Students needing the Bookstore or TRUSU met with frustration last week when the largest two-day snowfall since 1927 closed the Campus Activity Centre (CAC) due to power loss.
Almost 40 centimetres of snow fell Jan. 5-6, closing all schools in Kamloops, including TRU. Four buildings on campus, including TRU radio station CFBX and the CAC were left in the dark after a transformer was damaged by the excessive snowfall.
“There was a lot of snow on top of the transformer and then it melted and got it wet,” said TRU media relations and communications manager, Diana Skoglund.

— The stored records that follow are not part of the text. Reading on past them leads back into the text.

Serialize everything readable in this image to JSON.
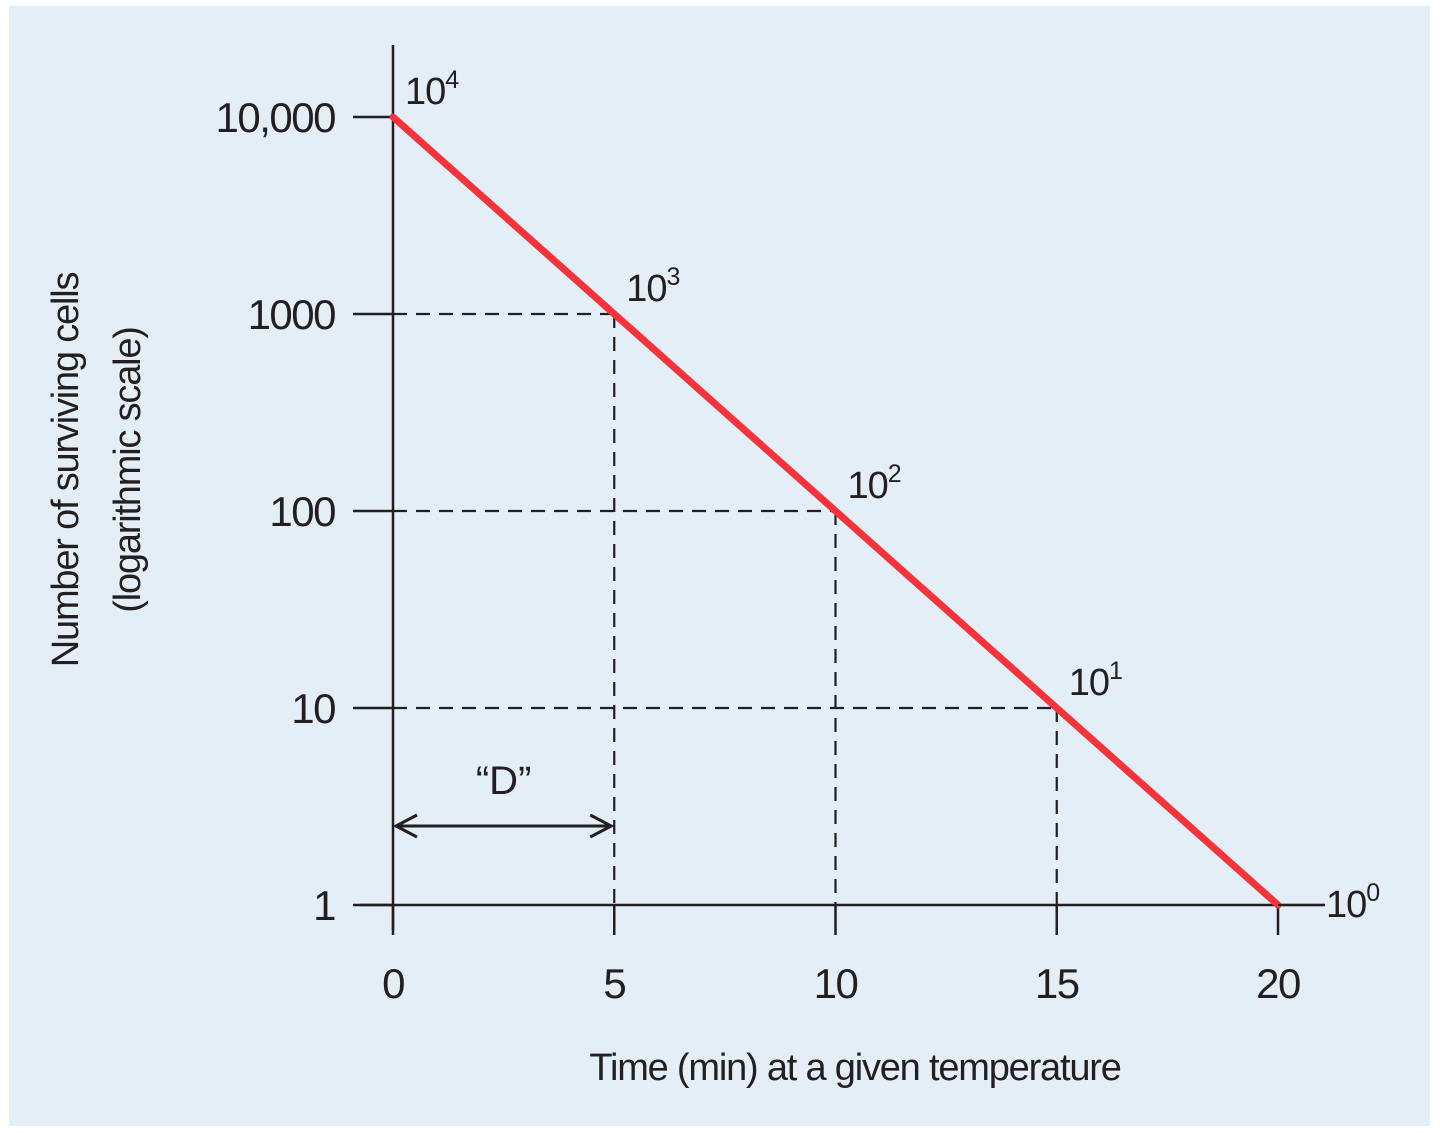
{
  "chart_data": {
    "type": "line",
    "xlabel": "Time (min) at a given temperature",
    "ylabel_line1": "Number of surviving cells",
    "ylabel_line2": "(logarithmic scale)",
    "x_ticks": [
      "0",
      "5",
      "10",
      "15",
      "20"
    ],
    "x_tick_values": [
      0,
      5,
      10,
      15,
      20
    ],
    "y_scale": "log",
    "y_ticks": [
      "10,000",
      "1000",
      "100",
      "10",
      "1"
    ],
    "y_tick_values": [
      10000,
      1000,
      100,
      10,
      1
    ],
    "xlim": [
      0,
      20
    ],
    "ylim": [
      1,
      10000
    ],
    "series": [
      {
        "x": [
          0,
          5,
          10,
          15,
          20
        ],
        "y": [
          10000,
          1000,
          100,
          10,
          1
        ],
        "color": "#f4333a"
      }
    ],
    "point_labels": [
      {
        "base": "10",
        "exp": "4",
        "x": 0,
        "y": 10000
      },
      {
        "base": "10",
        "exp": "3",
        "x": 5,
        "y": 1000
      },
      {
        "base": "10",
        "exp": "2",
        "x": 10,
        "y": 100
      },
      {
        "base": "10",
        "exp": "1",
        "x": 15,
        "y": 10
      },
      {
        "base": "10",
        "exp": "0",
        "x": 20,
        "y": 1
      }
    ],
    "annotation": {
      "text": "“D”",
      "x_from": 0,
      "x_to": 5
    },
    "background_color": "#e3eef7",
    "grid": "dashed guide lines from axes to labeled points"
  }
}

She added that the problem would not be fixed until at least Monday, Jan. 12
In response to the continued outage, TRU encouraged students to order textbooks online to be picked up at a designated spot on campus within 36 hours of ordering.
“We’re making arrangements for staff to get in [the Bookstore] now to be able to work in the dark,” Skoglund said Jan. 7.

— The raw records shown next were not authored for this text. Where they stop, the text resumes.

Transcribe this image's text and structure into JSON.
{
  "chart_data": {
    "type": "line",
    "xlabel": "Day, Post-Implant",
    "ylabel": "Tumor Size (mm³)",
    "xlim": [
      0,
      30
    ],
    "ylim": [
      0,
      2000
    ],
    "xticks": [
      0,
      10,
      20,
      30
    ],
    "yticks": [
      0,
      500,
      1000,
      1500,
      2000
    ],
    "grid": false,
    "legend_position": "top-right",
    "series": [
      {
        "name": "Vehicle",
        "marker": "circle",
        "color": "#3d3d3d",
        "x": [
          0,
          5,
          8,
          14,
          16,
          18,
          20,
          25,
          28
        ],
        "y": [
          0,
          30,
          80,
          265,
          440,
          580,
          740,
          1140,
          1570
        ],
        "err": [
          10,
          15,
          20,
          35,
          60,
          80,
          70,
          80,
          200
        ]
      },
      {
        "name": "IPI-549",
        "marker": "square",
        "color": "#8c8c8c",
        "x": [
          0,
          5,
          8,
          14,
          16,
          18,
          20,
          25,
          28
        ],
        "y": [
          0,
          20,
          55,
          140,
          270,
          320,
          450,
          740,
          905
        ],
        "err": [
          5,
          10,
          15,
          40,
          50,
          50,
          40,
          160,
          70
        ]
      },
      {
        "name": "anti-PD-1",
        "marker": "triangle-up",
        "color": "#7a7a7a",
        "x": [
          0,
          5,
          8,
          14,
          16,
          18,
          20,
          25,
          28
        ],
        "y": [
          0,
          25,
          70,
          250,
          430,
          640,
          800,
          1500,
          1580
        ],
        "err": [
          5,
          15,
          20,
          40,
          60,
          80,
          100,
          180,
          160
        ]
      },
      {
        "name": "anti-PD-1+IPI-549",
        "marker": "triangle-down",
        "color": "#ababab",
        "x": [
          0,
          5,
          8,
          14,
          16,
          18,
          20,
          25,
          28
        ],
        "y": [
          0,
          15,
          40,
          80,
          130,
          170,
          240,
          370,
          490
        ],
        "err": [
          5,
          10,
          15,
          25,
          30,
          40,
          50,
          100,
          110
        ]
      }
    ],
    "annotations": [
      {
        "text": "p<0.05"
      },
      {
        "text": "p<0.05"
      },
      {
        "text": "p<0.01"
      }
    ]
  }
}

Director of ancillary services, Glen Read, said bookstore staff received around 400 online book orders for pick up.
Alternative locations for student cards, TRUSU inquiries and UPass renewals were also set up in Old Main while the power was out. Students without an updated UPass were also able to access the bus by showing their student card until Jan. 9.
According to TRU political science professor Derek Cook, the fact that students were unable to access textbooks during the first week of class is both inconvenient and detrimental to student learning.
“I’ve got lots to say and I can give them things to read… we’ll just have to catch up. But it’s an imposition, especially in courses where there’s more of a set schedule, like accounting,” he said. “How are they going to deal with that if they don’t have the book?”
While the transformer has not jet been fixed, the power has now been restored to major student services in the CAC. TRU brought in generators to power select services Jan. 8. TRUSU immediately reopened their Members’ Services Desk and the promised textbook pick up was set up in the CAC. The bookstore itself reopened Friday Jan. 9 and added extended hours over the weekend and into this week to make up for the early semester closure.
“The January rush tends to be not as big of a rush as the September one, so we’ll just sort of see how it goes and if the demand is there, we’ll just stay open longer just to accommodate all the needs of the students,” Read said.